The Air Force plans to award a contract by the end of June, for an initial batch of 179 tankers, which refuel other planes in mid-air. The new aircraft would replace KC-135 tankers with an average age of 50 years.
The plan calls for delivery of tankers to start in 2015, with the first ones to be operational in 2017. Two successive competitions would take place in the decades to come to complete a fleet renewal expected to cost more than $100 billion for up to 600 new tankers.
A year ago, the Pentagon scrapped a tanker deal awarded to Northrop and EADS after the U.S. Government Accountability Office, the audit arm of Congress, upheld a protest by Boeing. The GAO found the Air Force failed to follow its own rules in evaluating the bids.
AIRCRAFT SIZE
Air Force Secretary Michael Donley told a Pentagon briefing Thursday he expected the new deal to be worth about $35 billion over the next 15 years, the estimated value of the previous, botched, award.
A senior military official, at a Pentagon background briefing Friday on the draft solicitation, estimated the program could be worth as much as $50 billion.
Asked about the possibility of a choice of Boeing aircraft, a senior defense official told reporters the bidders were free to make offers.
"They will need to make their own decision about ... what airplane they want to offer and whether they want to offer more than one airplane," this official said on condition that he not be identified by name.

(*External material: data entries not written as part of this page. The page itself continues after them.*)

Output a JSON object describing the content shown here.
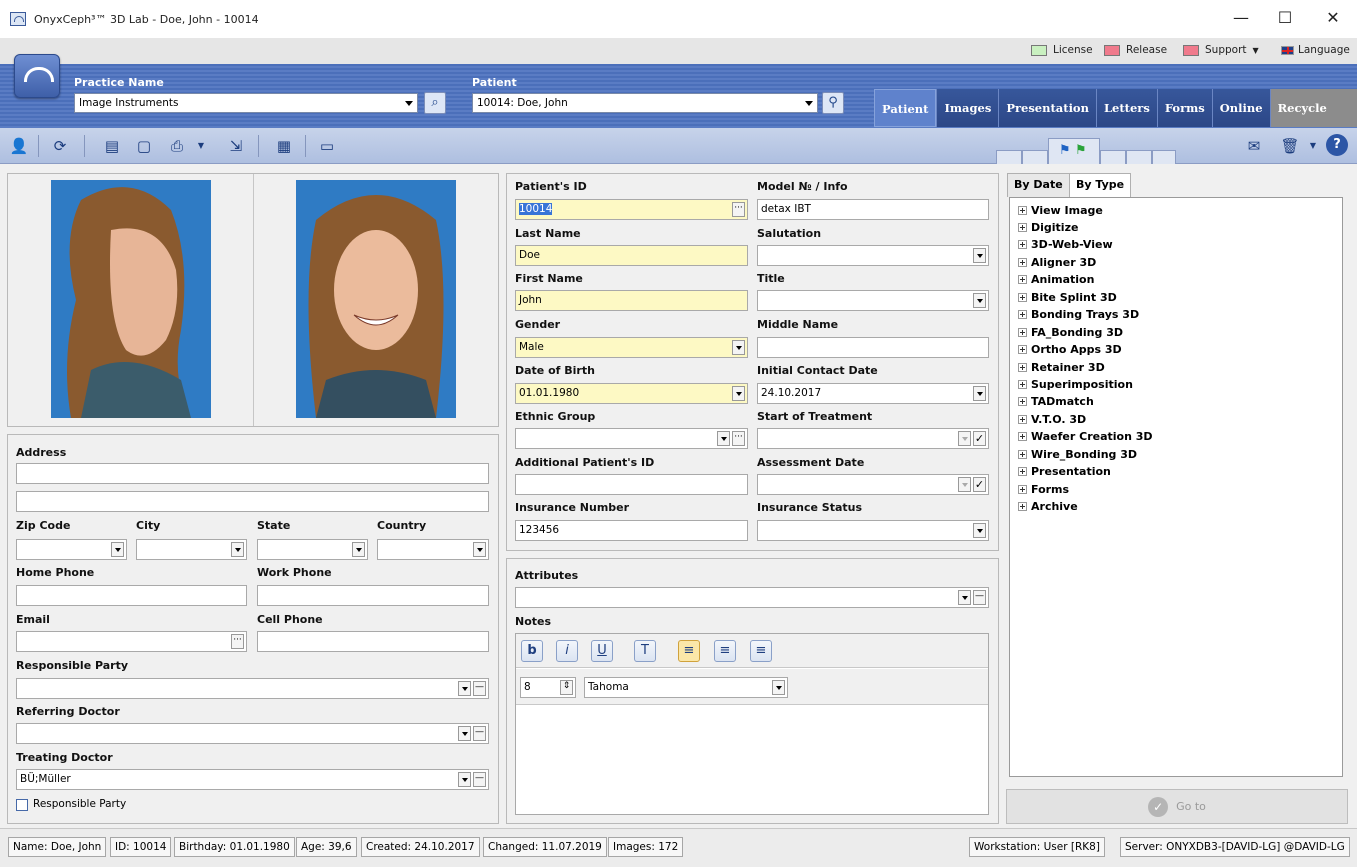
{
  "window": {
    "title": "OnyxCeph³™ 3D Lab - Doe, John - 10014",
    "minimize": "—",
    "maximize": "☐",
    "close": "✕"
  },
  "top_links": {
    "license": "License",
    "release": "Release",
    "support": "Support",
    "support_caret": "▼",
    "language": "Language",
    "colors": {
      "license": "#c9f0c0",
      "release": "#f07a8c",
      "support": "#f07a8c"
    }
  },
  "header": {
    "practice_label": "Practice Name",
    "practice_value": "Image Instruments",
    "patient_label": "Patient",
    "patient_value": "10014: Doe, John",
    "tabs": [
      "Patient",
      "Images",
      "Presentation",
      "Letters",
      "Forms",
      "Online",
      "Recycle Bin"
    ]
  },
  "toolbar": {
    "icons": [
      "patient-add-icon",
      "refresh-icon",
      "database-icon",
      "document-icon",
      "print-icon",
      "export-icon",
      "qr-icon",
      "save-icon",
      "message-icon",
      "trash-icon",
      "help-icon"
    ]
  },
  "address": {
    "section_label": "Address",
    "zip_label": "Zip Code",
    "city_label": "City",
    "state_label": "State",
    "country_label": "Country",
    "home_phone_label": "Home Phone",
    "work_phone_label": "Work Phone",
    "email_label": "Email",
    "cell_phone_label": "Cell Phone",
    "responsible_party_label": "Responsible Party",
    "referring_doctor_label": "Referring Doctor",
    "treating_doctor_label": "Treating Doctor",
    "treating_doctor_value": "BÜ;Müller",
    "responsible_party_checkbox": "Responsible Party"
  },
  "patient_form": {
    "patient_id_label": "Patient's ID",
    "patient_id_value": "10014",
    "model_label": "Model № / Info",
    "model_value": "detax IBT",
    "last_name_label": "Last Name",
    "last_name_value": "Doe",
    "salutation_label": "Salutation",
    "first_name_label": "First Name",
    "first_name_value": "John",
    "title_label": "Title",
    "gender_label": "Gender",
    "gender_value": "Male",
    "middle_name_label": "Middle Name",
    "dob_label": "Date of Birth",
    "dob_value": "01.01.1980",
    "initial_contact_label": "Initial Contact Date",
    "initial_contact_value": "24.10.2017",
    "ethnic_label": "Ethnic Group",
    "start_treatment_label": "Start of Treatment",
    "additional_id_label": "Additional Patient's ID",
    "assessment_label": "Assessment Date",
    "insurance_number_label": "Insurance Number",
    "insurance_number_value": "123456",
    "insurance_status_label": "Insurance Status"
  },
  "notes": {
    "attributes_label": "Attributes",
    "notes_label": "Notes",
    "font_size": "8",
    "font_name": "Tahoma",
    "bold": "b",
    "italic": "i",
    "underline": "U"
  },
  "right_panel": {
    "tab_by_date": "By Date",
    "tab_by_type": "By Type",
    "tree": [
      "View Image",
      "Digitize",
      "3D-Web-View",
      "Aligner 3D",
      "Animation",
      "Bite Splint 3D",
      "Bonding Trays 3D",
      "FA_Bonding 3D",
      "Ortho Apps 3D",
      "Retainer 3D",
      "Superimposition",
      "TADmatch",
      "V.T.O. 3D",
      "Waefer Creation 3D",
      "Wire_Bonding 3D",
      "Presentation",
      "Forms",
      "Archive"
    ],
    "goto_label": "Go to"
  },
  "statusbar": {
    "name": "Name: Doe, John",
    "id": "ID: 10014",
    "birthday": "Birthday: 01.01.1980",
    "age": "Age: 39,6",
    "created": "Created: 24.10.2017",
    "changed": "Changed: 11.07.2019",
    "images": "Images: 172",
    "workstation": "Workstation: User [RK8]",
    "server": "Server: ONYXDB3-[DAVID-LG] @DAVID-LG"
  }
}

He repeated the Pentagon position that it would be much more costly to buy two types of refueling aircraft, citing the cost of twin development programs and maintenance chains.
Under the draft bidding rules, the Air Force's requirements are fundamentally unchanged, the officials told the briefing.

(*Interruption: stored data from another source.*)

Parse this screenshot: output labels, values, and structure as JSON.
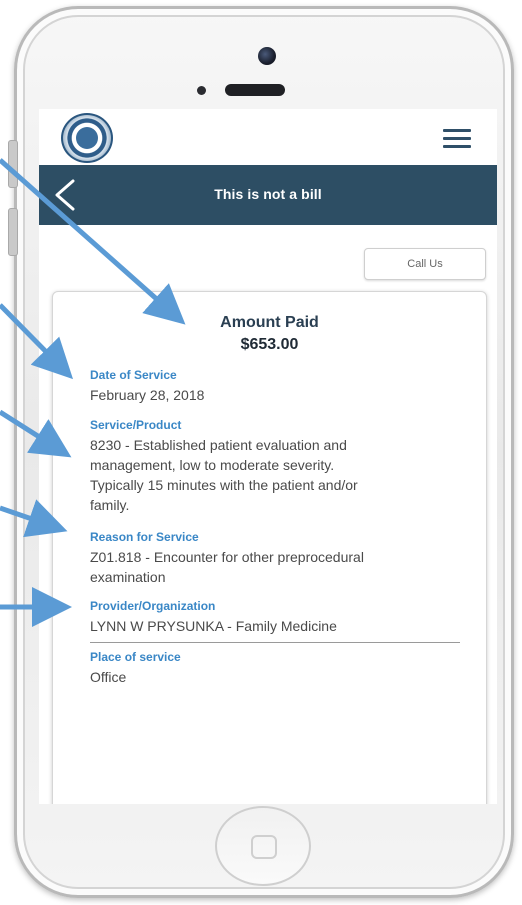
{
  "navbar": {
    "title": "This is not a bill"
  },
  "actions": {
    "call_label": "Call Us"
  },
  "summary": {
    "amount_label": "Amount Paid",
    "amount_value": "$653.00"
  },
  "fields": {
    "date_of_service": {
      "label": "Date of Service",
      "value": "February 28, 2018"
    },
    "service_product": {
      "label": "Service/Product",
      "line1": "8230 - Established patient evaluation and",
      "line2": "management, low to moderate severity.",
      "line3": "Typically 15 minutes with the patient and/or",
      "line4": "family."
    },
    "reason_for_service": {
      "label": "Reason for Service",
      "line1": "Z01.818 - Encounter for other preprocedural",
      "line2": "examination"
    },
    "provider": {
      "label": "Provider/Organization",
      "value": "LYNN W PRYSUNKA - Family Medicine"
    },
    "place_of_service": {
      "label": "Place of service",
      "value": "Office"
    }
  },
  "icons": {
    "menu": "hamburger-menu-icon",
    "back": "chevron-left-icon",
    "logo": "seal-logo-icon"
  },
  "colors": {
    "navbar": "#2d4e64",
    "label_blue": "#3a87c6",
    "arrow_blue": "#5b9bd5"
  }
}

"What the size of the aircraft is going to be is really up to the contractors in terms of their interpretation of our requirements," one official said. Cargo-carrying ability and fuel offload requirements are based on the KR-135R that is being replaced, the senior military official added.
SPLIT BUY?
In Congress, the competition pits Boeing backers from Washington state and Kansas, where the company would do much of its tanker work, against lawmakers from Alabama, where the Northrop-EADS team would do final assembly of its planes.
Boeing, the Pentagon's No. 2 supplier by sales, ahead of third-ranked Northrop, is eager to prevent archrival Airbus and EADS from obtaining a strategic foothold on U.S. soil. With a plant in Mobile, Alabama, EADS could take advantage of foreign exchange and labor rates on either side of the Atlantic.

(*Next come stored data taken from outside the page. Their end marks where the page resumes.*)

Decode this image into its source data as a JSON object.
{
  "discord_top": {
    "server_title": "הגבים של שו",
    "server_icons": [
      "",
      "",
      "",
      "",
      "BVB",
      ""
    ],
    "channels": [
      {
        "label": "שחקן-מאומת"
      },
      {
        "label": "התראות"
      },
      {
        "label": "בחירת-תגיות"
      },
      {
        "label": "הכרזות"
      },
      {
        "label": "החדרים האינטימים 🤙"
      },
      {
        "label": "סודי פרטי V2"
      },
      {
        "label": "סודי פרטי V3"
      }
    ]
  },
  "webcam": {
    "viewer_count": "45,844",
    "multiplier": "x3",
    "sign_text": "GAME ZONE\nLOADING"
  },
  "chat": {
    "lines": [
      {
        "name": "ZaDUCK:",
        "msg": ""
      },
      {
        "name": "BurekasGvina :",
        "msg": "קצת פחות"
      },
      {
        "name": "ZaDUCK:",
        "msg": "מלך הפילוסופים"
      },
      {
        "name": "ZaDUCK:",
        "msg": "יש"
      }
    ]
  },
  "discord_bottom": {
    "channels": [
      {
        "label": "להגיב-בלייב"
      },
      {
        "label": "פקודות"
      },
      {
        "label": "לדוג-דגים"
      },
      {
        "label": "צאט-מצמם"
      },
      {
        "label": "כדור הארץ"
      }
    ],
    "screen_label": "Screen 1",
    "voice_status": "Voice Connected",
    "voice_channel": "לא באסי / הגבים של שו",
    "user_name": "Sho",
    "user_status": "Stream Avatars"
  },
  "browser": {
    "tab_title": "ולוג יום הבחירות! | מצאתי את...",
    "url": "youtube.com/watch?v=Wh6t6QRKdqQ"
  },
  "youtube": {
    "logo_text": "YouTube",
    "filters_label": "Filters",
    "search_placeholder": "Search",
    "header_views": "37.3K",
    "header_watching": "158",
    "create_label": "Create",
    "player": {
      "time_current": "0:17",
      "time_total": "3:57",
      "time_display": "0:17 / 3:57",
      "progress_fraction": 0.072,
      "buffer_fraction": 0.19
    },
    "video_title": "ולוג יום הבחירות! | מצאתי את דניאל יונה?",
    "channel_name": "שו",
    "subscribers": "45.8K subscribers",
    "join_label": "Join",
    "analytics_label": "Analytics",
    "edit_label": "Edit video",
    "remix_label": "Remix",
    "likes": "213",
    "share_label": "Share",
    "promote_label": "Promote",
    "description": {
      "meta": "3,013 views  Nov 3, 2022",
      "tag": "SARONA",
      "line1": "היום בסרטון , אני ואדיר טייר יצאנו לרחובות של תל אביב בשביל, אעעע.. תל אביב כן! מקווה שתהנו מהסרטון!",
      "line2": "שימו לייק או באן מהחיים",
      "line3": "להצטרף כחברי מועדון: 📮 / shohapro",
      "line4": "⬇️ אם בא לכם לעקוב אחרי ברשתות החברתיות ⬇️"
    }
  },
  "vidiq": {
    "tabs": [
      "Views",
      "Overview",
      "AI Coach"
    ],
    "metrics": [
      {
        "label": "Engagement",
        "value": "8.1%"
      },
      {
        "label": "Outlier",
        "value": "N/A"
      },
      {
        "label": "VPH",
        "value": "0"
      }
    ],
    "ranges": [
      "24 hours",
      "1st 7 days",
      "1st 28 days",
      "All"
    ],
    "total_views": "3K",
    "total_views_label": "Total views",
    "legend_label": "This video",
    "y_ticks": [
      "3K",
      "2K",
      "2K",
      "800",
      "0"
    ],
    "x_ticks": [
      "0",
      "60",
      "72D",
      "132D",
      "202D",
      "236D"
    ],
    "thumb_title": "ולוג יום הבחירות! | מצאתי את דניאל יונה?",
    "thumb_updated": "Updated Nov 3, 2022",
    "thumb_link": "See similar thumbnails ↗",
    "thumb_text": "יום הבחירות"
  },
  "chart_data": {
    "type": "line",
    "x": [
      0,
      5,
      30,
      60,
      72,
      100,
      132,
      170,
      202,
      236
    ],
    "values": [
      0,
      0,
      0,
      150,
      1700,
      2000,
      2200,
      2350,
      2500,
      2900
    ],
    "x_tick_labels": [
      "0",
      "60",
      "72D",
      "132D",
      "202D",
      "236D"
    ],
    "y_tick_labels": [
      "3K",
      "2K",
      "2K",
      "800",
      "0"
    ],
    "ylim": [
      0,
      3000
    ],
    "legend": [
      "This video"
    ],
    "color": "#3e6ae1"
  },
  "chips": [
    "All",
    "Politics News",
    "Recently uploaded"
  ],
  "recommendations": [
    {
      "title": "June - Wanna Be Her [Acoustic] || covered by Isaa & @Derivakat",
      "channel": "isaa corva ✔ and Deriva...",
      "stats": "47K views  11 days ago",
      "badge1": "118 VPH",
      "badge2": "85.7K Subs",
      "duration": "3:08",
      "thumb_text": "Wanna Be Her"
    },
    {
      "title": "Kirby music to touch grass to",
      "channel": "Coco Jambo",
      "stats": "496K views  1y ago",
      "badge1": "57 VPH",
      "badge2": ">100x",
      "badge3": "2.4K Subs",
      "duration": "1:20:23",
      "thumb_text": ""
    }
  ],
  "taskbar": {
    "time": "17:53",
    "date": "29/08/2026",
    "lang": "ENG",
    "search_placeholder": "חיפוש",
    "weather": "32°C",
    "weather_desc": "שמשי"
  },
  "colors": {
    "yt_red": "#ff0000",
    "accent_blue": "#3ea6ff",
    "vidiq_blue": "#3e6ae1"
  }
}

Teal Group aerospace expert Richard Aboulafia said the rules looked simpler this time. "But all the ingredients are in play for politicians to keep interfering in this program."
Rob Stallard, a defense industry analyst at Macquarie (USA) Equities Research, predicted the Air Force would end up buying tankers from both Boeing and Northrop.
"The Boeing and NOC/EADS camps on this are so entrenched that the administration would create a lot of disgruntled congressmen if they were to pick either team over the other," Stallard said in an email to Reuters.
An initial U.S. attempt to award a tanker contract collapsed in 2004 amid a scandal that sent a former top Air Force weapons buyer and Boeing's former chief financial officer to prison for conflict-of-interest violations.